Under current legislation, income generated from P2P lending activities is in some ways taxed in a very similar way to the way bank interest in taxed, in that you will need to pay HMRC tax at your marginal rate of income tax (either 20%, 40% or 45%, depending upon your circumstances).
Indeed under present legislation, the only difference between bank interest and peer-to-peer interest, from a tax perspective, is that with bank interest, HMRC automatically takes 20% up-front, whereas with peer-to-peer interest, it does not. Bank interest is, under general circumstances, paid to the recipient net (of 20%), whereas the peer-to-peer platforms pay their interest gross.
Until the launch of the new Innovative Finance ISA in 2016, the tax treatment of your peer-to-per lending income will depend on your individual circumstances and you will need to declare this income on your annual income tax return.
Under the current regime, you will need to complete and submit a Self-Assessment Tax Return, detailing, amongst your other tax circumstances and any other income, the income that you have received (whether through interest or dividend) from peer to peer lending activities.
Interest from peer-to-peer lending should, until the new Innovative Finance ISA regime is properly launched, be declared under the “Interest and dividends received from UK banks, building societies etc” section of the tax return.
For those taxpayers who do not otherwise need to submit a tax return currently, this will need to change from the tax year in which you first lent money under a non-Innovative Finance ISA peer-to-peer lending arrangement. If this is the case in your situation you should speak to HMRC about registering for Self-Assessment as the responsibility to notify HMRC (and to submit the return subsequently) is your legal responsibility.
In the majority of cases, non-Innovative Finance ISA-registered peer-to-peer interest will be paid gross, and you will either need to pay the tax liability on this at the end of the year, or you might otherwise ask HMRC to automatically collect this through your PAYE tax code going forwards. In the latter situation, the income you receive from your employer will be wound-down to the extent that you need to pay additional tax to cover non-IFISA peer-to-peer income.
How much tax do I need to pay on non-IFISA income?
The exact amount you need to pay tax on will depend entirely on the amount of interest your received from peer-to-peer lending activity, the extent to which you received other taxable income, and, amongst other things, your age and other tax circumstances.
In general terms however, you can expect to pay anywhere between 20% and 45% of the gross interest you received from the platform, over to HMRC at the end of the year.
In the majority of cases, the platform that you have lent money through should either provide you with a written (paper-based) interest statement at the year end, or at least access to that information electronically via the platform itself. This statement should cover the interest that you have earned during the most recent tax year, which runs from 6th April each year to the following 5th April.
We can confirm that, for interest earned outside of the IFISA regime, the FCA and HMRC have decreed that lenders must declare the interest income in full each year; in other words, this covers the full amount of interest receivable under the lending agreement with no allowances for deductions, fees, or charges (even the charges imposed by the lending platform cannot be deducted from the interest you received).

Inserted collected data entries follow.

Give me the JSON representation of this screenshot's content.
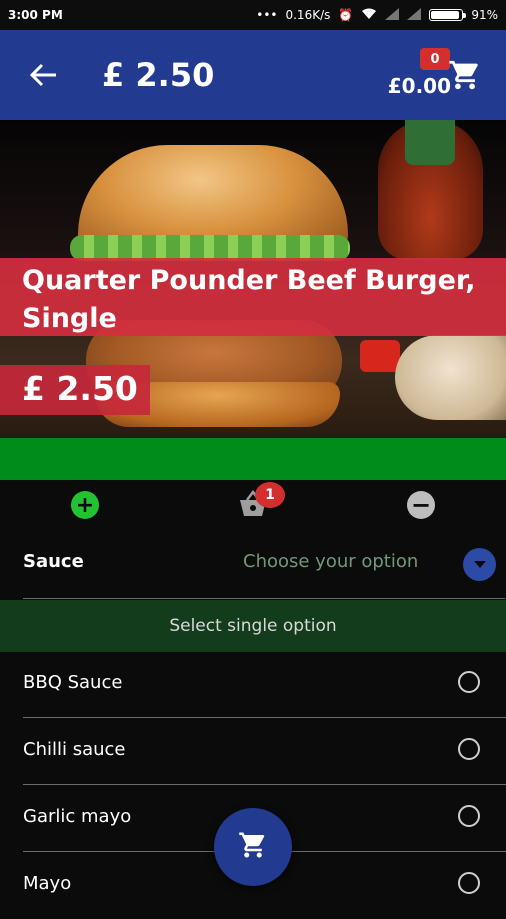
{
  "status_bar": {
    "time": "3:00 PM",
    "speed": "0.16K/s",
    "battery": "91%"
  },
  "app_bar": {
    "title": "£ 2.50",
    "cart_total": "£0.00",
    "cart_count": "0",
    "icons": {
      "back": "arrow-left-icon",
      "cart": "shopping-cart-icon"
    }
  },
  "item": {
    "name": "Quarter Pounder Beef Burger, Single",
    "price": "£ 2.50"
  },
  "quantity": {
    "count": "1",
    "icons": {
      "add": "plus-icon",
      "basket": "basket-icon",
      "remove": "minus-icon"
    }
  },
  "sauce": {
    "label": "Sauce",
    "placeholder": "Choose your option",
    "hint": "Select single option",
    "options": [
      {
        "label": "BBQ Sauce"
      },
      {
        "label": "Chilli sauce"
      },
      {
        "label": "Garlic mayo"
      },
      {
        "label": "Mayo"
      }
    ]
  },
  "colors": {
    "app_bar": "#223a8f",
    "name_banner": "#d32f3f",
    "green_bar": "#008c1a",
    "option_hint_bg": "#123c1c",
    "badge": "#d32f2f"
  }
}
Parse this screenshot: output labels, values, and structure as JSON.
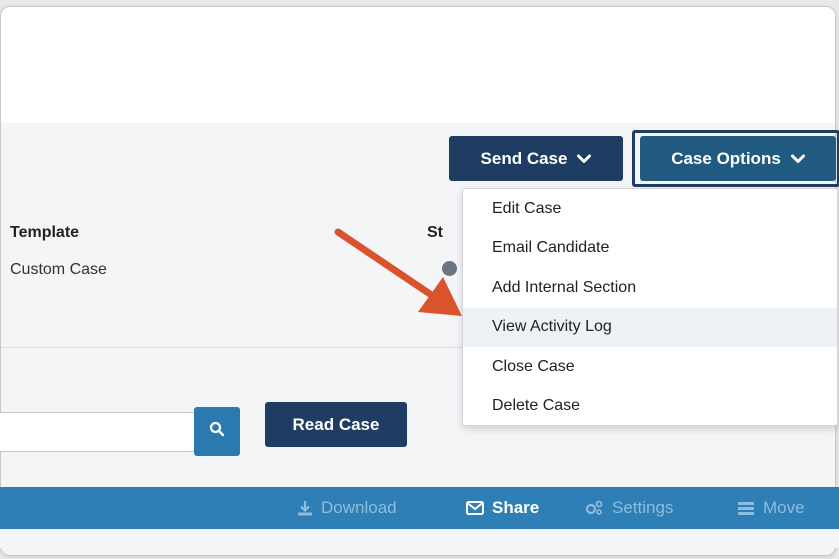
{
  "header": {
    "send_case_label": "Send Case",
    "case_options_label": "Case Options"
  },
  "details": {
    "template_label": "Template",
    "template_value": "Custom Case",
    "status_label_partial": "St"
  },
  "case_options_menu": {
    "items": [
      {
        "label": "Edit Case"
      },
      {
        "label": "Email Candidate"
      },
      {
        "label": "Add Internal Section"
      },
      {
        "label": "View Activity Log",
        "highlighted": true
      },
      {
        "label": "Close Case"
      },
      {
        "label": "Delete Case"
      }
    ]
  },
  "search": {
    "value": "",
    "placeholder": ""
  },
  "read_case_label": "Read Case",
  "toolbar": {
    "download_label": "Download",
    "share_label": "Share",
    "settings_label": "Settings",
    "move_label": "Move"
  },
  "colors": {
    "navy": "#1f3c63",
    "blue": "#205a80",
    "toolbar_blue": "#2d7fb5",
    "arrow_orange": "#d9542c"
  },
  "icons": [
    "chevron-down-icon",
    "search-icon",
    "download-icon",
    "envelope-icon",
    "gears-icon",
    "move-icon"
  ]
}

Note: because the position was not made immediately clear by HMRC or the FCA, HMRC has also noted that it will allow lenders, as a one-off, to declare this interest income net of fees until the end of the 2014/2015 tax year, but bear in mind that this tax return will need to be submitted by 31 January 2016. Income received on or after 6 April 2015 will need to be declared in full with no educations.
How will the platform fees impact my taxable income?
Outside of the IFISA, your income will be adversely affected by these rules because you will not be able to deduct lender fees from the gross interest when completing your tax return for non-IFISA income; in other words, you will in effect be paying tax on a higher amount of interest than you actually received from the lending platform.
What about loans I make which go sour?
In some cases you might make a loan (or the platform itself might make a loan on your behalf) in which the person or company who borrows the money fails to meet their repayment obligations; this is known as a borrower default, and is also sometimes called a bad debt.